A student's name combined with school context is personally identifiable information from an education record, which FERPA protects. A first name alone with no other identifiers is lower risk, but the safest habit is to keep all direct identifiers out of any consumer AI tool unless your district has a signed agreement covering it.

Does ChatGPT train on what I type?

By default the consumer ChatGPT app may use your conversations to improve models unless you turn that off in data controls or use a no-training tier. Enterprise, Team, and API products do not use your inputs to train by default. Policies change, so confirm the current setting for the exact product your district licensed.

Can I use ChatGPT for social stories at all then?

Yes, for the text. Draft the story with a placeholder like [STUDENT] and a generic scenario, then paste the draft into your district drive and swap in the real name there. You get the speed of AI drafting without putting an education record into a consumer tool.

What about my district's MagicSchool or enterprise AI license?

A district-licensed tool with a data privacy agreement is a different risk profile than your personal ChatGPT account. If your district signed an agreement that covers student data, follow that agreement. The placeholder habit is still good practice for any tool you are unsure about.

Is a student photo also FERPA-protected?

Yes. A photo that identifies a student is treated as part of the education record. Do not upload a real student photo into a consumer AI tool without written consent for that specific use. Use generic or stock photos until consent is in place.
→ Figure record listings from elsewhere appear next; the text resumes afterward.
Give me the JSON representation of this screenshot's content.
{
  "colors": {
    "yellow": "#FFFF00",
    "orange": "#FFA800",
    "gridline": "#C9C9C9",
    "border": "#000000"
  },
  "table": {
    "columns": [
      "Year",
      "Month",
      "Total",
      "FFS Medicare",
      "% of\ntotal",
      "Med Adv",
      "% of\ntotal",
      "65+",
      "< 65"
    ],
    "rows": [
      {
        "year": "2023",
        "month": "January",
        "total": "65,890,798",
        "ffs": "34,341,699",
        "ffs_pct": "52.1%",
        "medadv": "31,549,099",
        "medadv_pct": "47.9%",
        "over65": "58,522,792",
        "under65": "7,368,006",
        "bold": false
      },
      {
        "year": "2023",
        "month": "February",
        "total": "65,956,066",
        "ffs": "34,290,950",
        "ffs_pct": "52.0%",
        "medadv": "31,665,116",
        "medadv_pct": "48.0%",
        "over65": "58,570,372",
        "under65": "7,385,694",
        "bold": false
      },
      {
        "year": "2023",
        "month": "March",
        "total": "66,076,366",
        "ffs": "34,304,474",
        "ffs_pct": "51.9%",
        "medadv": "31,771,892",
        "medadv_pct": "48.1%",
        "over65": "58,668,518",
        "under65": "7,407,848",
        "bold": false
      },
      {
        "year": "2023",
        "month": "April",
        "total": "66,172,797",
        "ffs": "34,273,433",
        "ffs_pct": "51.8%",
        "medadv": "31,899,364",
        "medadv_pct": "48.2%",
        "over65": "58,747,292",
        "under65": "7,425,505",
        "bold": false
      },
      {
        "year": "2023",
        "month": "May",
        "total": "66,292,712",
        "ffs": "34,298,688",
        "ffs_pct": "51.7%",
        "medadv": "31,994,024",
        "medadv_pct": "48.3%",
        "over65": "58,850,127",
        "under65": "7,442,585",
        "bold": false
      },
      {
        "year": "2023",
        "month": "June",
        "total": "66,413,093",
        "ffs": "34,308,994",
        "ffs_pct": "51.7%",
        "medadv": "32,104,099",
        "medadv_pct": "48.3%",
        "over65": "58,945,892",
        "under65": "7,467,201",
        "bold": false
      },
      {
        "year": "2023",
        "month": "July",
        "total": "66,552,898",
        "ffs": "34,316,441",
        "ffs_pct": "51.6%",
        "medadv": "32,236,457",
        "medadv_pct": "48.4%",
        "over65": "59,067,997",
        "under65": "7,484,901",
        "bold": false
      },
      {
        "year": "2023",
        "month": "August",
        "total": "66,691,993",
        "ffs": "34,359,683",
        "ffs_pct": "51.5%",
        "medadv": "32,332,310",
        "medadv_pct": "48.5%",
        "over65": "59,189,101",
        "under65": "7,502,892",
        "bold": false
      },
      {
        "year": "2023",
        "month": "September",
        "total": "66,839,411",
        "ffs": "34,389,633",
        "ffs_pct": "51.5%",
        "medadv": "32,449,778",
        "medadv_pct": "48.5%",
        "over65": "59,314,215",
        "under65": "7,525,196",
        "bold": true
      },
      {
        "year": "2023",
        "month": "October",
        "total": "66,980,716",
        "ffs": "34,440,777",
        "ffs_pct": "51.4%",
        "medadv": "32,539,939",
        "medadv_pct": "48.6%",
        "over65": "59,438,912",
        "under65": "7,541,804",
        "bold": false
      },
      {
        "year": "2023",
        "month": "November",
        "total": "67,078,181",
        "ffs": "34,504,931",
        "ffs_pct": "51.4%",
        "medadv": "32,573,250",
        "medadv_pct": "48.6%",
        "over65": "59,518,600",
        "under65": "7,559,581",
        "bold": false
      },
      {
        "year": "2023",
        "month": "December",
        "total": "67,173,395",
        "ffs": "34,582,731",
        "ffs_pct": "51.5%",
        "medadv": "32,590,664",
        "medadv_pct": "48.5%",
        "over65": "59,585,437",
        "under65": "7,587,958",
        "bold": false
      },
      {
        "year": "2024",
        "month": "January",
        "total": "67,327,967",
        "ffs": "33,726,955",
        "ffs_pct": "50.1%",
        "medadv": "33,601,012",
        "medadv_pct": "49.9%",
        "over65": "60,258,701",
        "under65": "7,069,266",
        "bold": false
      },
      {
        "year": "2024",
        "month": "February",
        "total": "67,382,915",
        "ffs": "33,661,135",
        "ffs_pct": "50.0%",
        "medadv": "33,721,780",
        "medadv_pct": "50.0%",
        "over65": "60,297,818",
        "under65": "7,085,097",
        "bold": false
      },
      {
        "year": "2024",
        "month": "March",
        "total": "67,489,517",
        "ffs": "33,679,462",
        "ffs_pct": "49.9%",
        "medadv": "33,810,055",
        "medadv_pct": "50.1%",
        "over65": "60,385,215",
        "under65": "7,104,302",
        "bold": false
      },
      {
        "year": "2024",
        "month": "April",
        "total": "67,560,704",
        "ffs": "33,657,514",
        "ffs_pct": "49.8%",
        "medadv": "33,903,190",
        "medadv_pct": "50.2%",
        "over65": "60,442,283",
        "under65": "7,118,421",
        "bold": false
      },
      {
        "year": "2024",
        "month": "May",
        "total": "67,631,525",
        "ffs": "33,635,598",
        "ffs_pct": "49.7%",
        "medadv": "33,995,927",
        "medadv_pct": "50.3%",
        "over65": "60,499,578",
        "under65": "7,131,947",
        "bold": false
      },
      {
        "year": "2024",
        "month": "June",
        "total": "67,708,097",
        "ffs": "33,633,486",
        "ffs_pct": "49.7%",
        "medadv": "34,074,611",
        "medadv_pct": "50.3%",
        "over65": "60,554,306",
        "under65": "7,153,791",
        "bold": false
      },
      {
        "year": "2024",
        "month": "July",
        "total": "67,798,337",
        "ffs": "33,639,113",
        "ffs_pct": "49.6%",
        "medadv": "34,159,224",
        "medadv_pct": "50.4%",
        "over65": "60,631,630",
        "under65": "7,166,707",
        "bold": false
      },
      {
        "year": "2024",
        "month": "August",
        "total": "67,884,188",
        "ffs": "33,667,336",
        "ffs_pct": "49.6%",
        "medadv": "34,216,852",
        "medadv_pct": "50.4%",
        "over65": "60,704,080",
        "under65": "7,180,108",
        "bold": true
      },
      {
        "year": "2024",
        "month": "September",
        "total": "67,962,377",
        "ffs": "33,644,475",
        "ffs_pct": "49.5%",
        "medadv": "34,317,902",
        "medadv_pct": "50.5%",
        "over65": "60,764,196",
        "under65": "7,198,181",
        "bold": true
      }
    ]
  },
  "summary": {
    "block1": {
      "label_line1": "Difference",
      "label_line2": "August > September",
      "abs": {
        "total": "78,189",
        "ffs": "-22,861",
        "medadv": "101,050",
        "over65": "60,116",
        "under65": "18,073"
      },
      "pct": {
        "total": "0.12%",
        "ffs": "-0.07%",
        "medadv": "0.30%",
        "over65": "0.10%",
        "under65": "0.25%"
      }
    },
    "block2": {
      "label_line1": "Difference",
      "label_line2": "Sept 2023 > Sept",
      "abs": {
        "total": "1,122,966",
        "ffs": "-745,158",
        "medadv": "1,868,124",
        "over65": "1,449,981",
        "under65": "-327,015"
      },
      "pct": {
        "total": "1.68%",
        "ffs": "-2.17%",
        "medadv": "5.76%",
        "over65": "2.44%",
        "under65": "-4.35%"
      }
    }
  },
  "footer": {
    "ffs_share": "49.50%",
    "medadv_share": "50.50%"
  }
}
Who decides what is allowed at my school?

Your district's data privacy officer or technology director sets the policy, and it overrides general advice. When in doubt, ask them in writing which tools are approved for student data and keep that answer on file.

One approach for school SLPs short on time is to keep a 5-tool stack: a methodology checklist, a slide template you reuse, a folder of stock photos sorted by scenario, an AI text drafter used with placeholders (ChatGPT, Claude, MagicSchool, or Emoquest for one-sentence-in story output), and a delivery format your district already uses (Google Slides or PDF). The draft can be fast and AI-assisted. The student's name belongs on your district's systems, not in a consumer chatbot.